I just about fell out of my chair one time when I read the words from 1 Corinthians 13. Normally you think of that as the love chapter. Love is patient, love is kind. I was so completely happy that I had to tell my husband about it, after all these years of tripping over non-perfect.
- having all the required or desirable elements, qualities, or characteristics; as good as it is possible to be.
- absolute; complete
People use the word “perfect” a lot, particularly when talking about all we’re not. “He’s definitely not perfect, but”…”Our marriage isn’t perfect”…”I’m not perfect either” …”Nobody’s perfect”…I say it too, but sometimes I get so annoyed with that word. Like, duh, this is a sinful world.
As in, why are we even comparing anything to perfect, as if perfect were a standard we could actually reach or even come remotely close to reaching? Even with Jesus we still aren’t perfect, having to live in mortal bodies in a fallen world as sinful people. Perfect is gone, and it ain’t coming back.
Or is it?
“Love never fails. But where there are prophecies, they will cease; where there are tongues, they will be restrained; where there is knowledge, it will be dismissed. For we know in part and we prophesy in part, but when the perfect comes, the partial passes away (1 Corinthians 13:8-10).”

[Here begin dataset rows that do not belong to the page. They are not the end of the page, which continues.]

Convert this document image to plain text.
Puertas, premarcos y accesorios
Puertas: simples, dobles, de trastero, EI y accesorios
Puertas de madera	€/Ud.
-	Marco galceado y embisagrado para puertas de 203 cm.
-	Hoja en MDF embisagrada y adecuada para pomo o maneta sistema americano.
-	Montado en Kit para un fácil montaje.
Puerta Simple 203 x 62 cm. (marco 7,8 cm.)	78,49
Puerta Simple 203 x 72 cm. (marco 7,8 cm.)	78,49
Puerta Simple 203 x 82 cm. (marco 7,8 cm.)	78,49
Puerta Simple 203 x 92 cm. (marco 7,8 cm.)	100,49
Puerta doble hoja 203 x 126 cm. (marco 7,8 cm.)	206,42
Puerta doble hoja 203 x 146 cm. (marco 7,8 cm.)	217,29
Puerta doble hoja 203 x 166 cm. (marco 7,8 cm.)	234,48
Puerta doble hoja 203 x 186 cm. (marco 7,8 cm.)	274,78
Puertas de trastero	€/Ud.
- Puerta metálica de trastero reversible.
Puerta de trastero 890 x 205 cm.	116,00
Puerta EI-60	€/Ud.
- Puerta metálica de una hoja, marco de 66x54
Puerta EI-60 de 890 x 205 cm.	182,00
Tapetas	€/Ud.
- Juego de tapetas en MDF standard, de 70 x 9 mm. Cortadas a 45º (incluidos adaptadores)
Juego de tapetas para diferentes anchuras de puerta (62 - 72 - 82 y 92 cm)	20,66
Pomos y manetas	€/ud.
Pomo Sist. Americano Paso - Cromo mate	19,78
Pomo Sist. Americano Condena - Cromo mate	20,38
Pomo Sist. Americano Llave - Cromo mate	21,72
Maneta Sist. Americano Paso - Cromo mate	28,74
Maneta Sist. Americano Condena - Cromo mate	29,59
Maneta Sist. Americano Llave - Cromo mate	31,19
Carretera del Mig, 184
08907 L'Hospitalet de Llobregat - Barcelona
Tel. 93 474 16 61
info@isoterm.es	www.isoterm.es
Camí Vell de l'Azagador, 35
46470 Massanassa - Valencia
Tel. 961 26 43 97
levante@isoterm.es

I don’t completely get or understand what that means, but it says right there, “when the perfect comes”, as if “perfect” coming is a sure and certain thing. What a difference this makes, that perfect is not some vain and throw-away vocabulary word. Hope is not lost. Perfect is something we’re waiting for.
There is no fear in love, but perfect love drives out fear, because fear involves punishment (1 John 4:18). It (love) bears all things, believes all things, hopes all things, endures all things (1 Corinthians 13:7). In perfect love it’s not about me anymore!
“In this way, love has been perfected among us, so that we may have confidence on the day of judgment; for in this world we are just like Him.”